Last week, Brendan O’Neill described in this magazine how students regulate ‘unacceptable’ political views with ‘no platform’ policies, safe spaces and trigger warnings. Two weeks ago a student Latin course (Reading Latin, P. Jones and K. Sidwell) was ‘outed’ by an American PhD student, because the text featured three goddesses, each confidently stripping off, determined to win the golden apple from Paris, and two rapes. Such ‘offensive’ choices, she said, did not help the cause of Latin, ‘or make the historically racist and classist discipline of classics any more accessible’.
Both rapes featured in a foundation myth of early Roman history. The most important was that of Lucretia by Sextus, son of king Tarquinius Superbus (‘the arrogant’). After explaining the situation to her husband and father, Lucretia said: ‘But while my body alone is violated, my mind is innocent. My death will bear witness to that.’ They urged her to desist: ‘It is the mind that sins, not the body; where there is no intention, there is no blame.’ She replied: ‘I acquit myself of wrongdoing, but do not absolve myself from punishment. Never shall any unchaste woman live because of Lucretia’s example.’ With that, she stabbed herself to death. Enraged Romans drove out the Tarquinii and the republic was founded.

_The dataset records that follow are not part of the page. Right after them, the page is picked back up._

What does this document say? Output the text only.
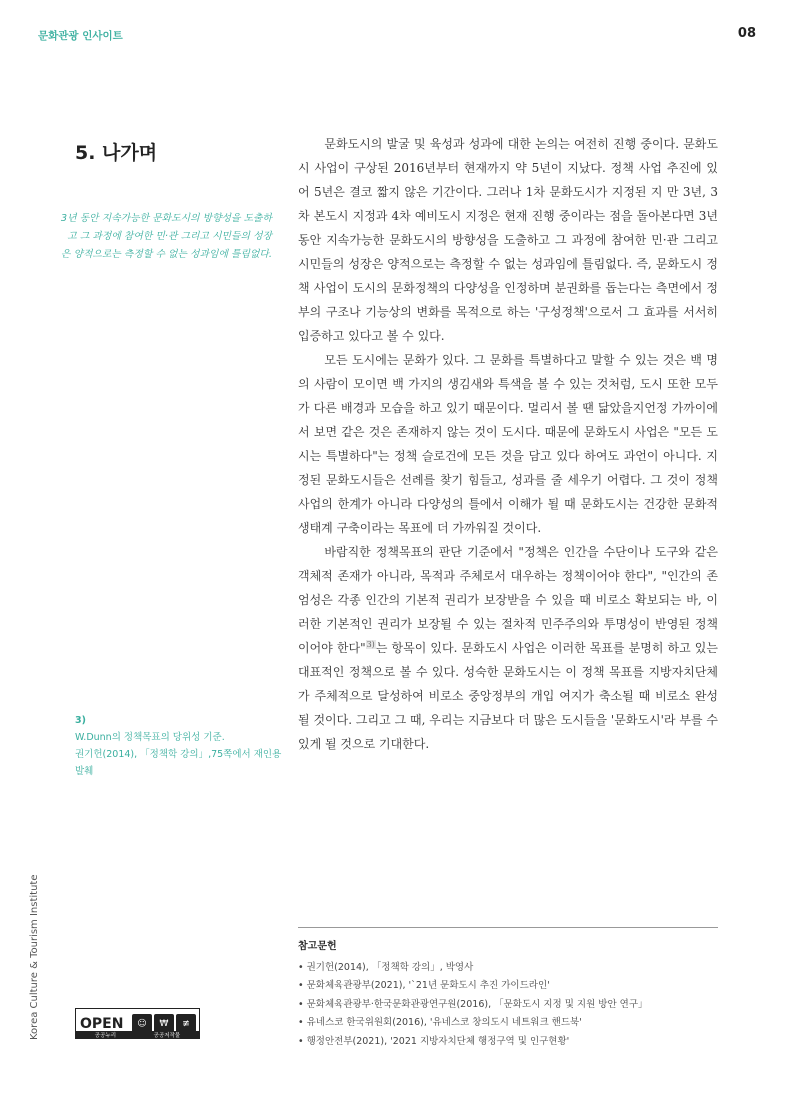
문화관광 인사이트	08
5. 나가며
3년 동안 지속가능한 문화도시의 방향성을 도출하고 그 과정에 참여한 민·관 그리고 시민들의 성장은 양적으로는 측정할 수 없는 성과임에 틀림없다.
3)
W.Dunn의 정책목표의 당위성 기준.
권기헌(2014), 「정책학 강의」,75쪽에서 재인용 발췌

문화도시의 발굴 및 육성과 성과에 대한 논의는 여전히 진행 중이다. 문화도시 사업이 구상된 2016년부터 현재까지 약 5년이 지났다. 정책 사업 추진에 있어 5년은 결코 짧지 않은 기간이다. 그러나 1차 문화도시가 지정된 지 만 3년, 3차 본도시 지정과 4차 예비도시 지정은 현재 진행 중이라는 점을 돌아본다면 3년 동안 지속가능한 문화도시의 방향성을 도출하고 그 과정에 참여한 민·관 그리고 시민들의 성장은 양적으로는 측정할 수 없는 성과임에 틀림없다. 즉, 문화도시 정책 사업이 도시의 문화정책의 다양성을 인정하며 분권화를 돕는다는 측면에서 정부의 구조나 기능상의 변화를 목적으로 하는 '구성정책'으로서 그 효과를 서서히 입증하고 있다고 볼 수 있다.

모든 도시에는 문화가 있다. 그 문화를 특별하다고 말할 수 있는 것은 백 명의 사람이 모이면 백 가지의 생김새와 특색을 볼 수 있는 것처럼, 도시 또한 모두가 다른 배경과 모습을 하고 있기 때문이다. 멀리서 볼 땐 닮았을지언정 가까이에서 보면 같은 것은 존재하지 않는 것이 도시다. 때문에 문화도시 사업은 "모든 도시는 특별하다"는 정책 슬로건에 모든 것을 담고 있다 하여도 과언이 아니다. 지정된 문화도시들은 선례를 찾기 힘들고, 성과를 줄 세우기 어렵다. 그 것이 정책사업의 한계가 아니라 다양성의 틀에서 이해가 될 때 문화도시는 건강한 문화적 생태계 구축이라는 목표에 더 가까워질 것이다.

바람직한 정책목표의 판단 기준에서 "정책은 인간을 수단이나 도구와 같은 객체적 존재가 아니라, 목적과 주체로서 대우하는 정책이어야 한다", "인간의 존엄성은 각종 인간의 기본적 권리가 보장받을 수 있을 때 비로소 확보되는 바, 이러한 기본적인 권리가 보장될 수 있는 절차적 민주주의와 투명성이 반영된 정책이어야 한다"$^{3)}$는 항목이 있다. 문화도시 사업은 이러한 목표를 분명히 하고 있는 대표적인 정책으로 볼 수 있다. 성숙한 문화도시는 이 정책 목표를 지방자치단체가 주체적으로 달성하여 비로소 중앙정부의 개입 여지가 축소될 때 비로소 완성될 것이다. 그리고 그 때, 우리는 지금보다 더 많은 도시들을 '문화도시'라 부를 수 있게 될 것으로 기대한다.

참고문헌
• 권기헌(2014), 「정책학 강의」, 박영사
• 문화체육관광부(2021), '`21년 문화도시 추진 가이드라인'
• 문화체육관광부·한국문화관광연구원(2016), 「문화도시 지정 및 지원 방안 연구」
• 유네스코 한국위원회(2016), '유네스코 창의도시 네트워크 핸드북'
• 행정안전부(2021), '2021 지방자치단체 행정구역 및 인구현황'
Korea Culture & Tourism Institute	OPEN	☺	₩	≢
공공누리	공공저작물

Roman males demonstrated their ultimate heroism by self-sacrifice in battle in the name of the Roman state; Lucretia hers by her commitment to her ‘battlefield’ — the sanctity of the Roman family. Christian thinkers such as St Jerome applauded her. St Augustine disagreed: to value chastity above life was usurping God’s authority.
Ian Donaldson’s book The Rapes of Lucretia (1982) explores in great detail the uses of this myth and the nature of heroism down the millennia. That is what historians do — interrogate the past.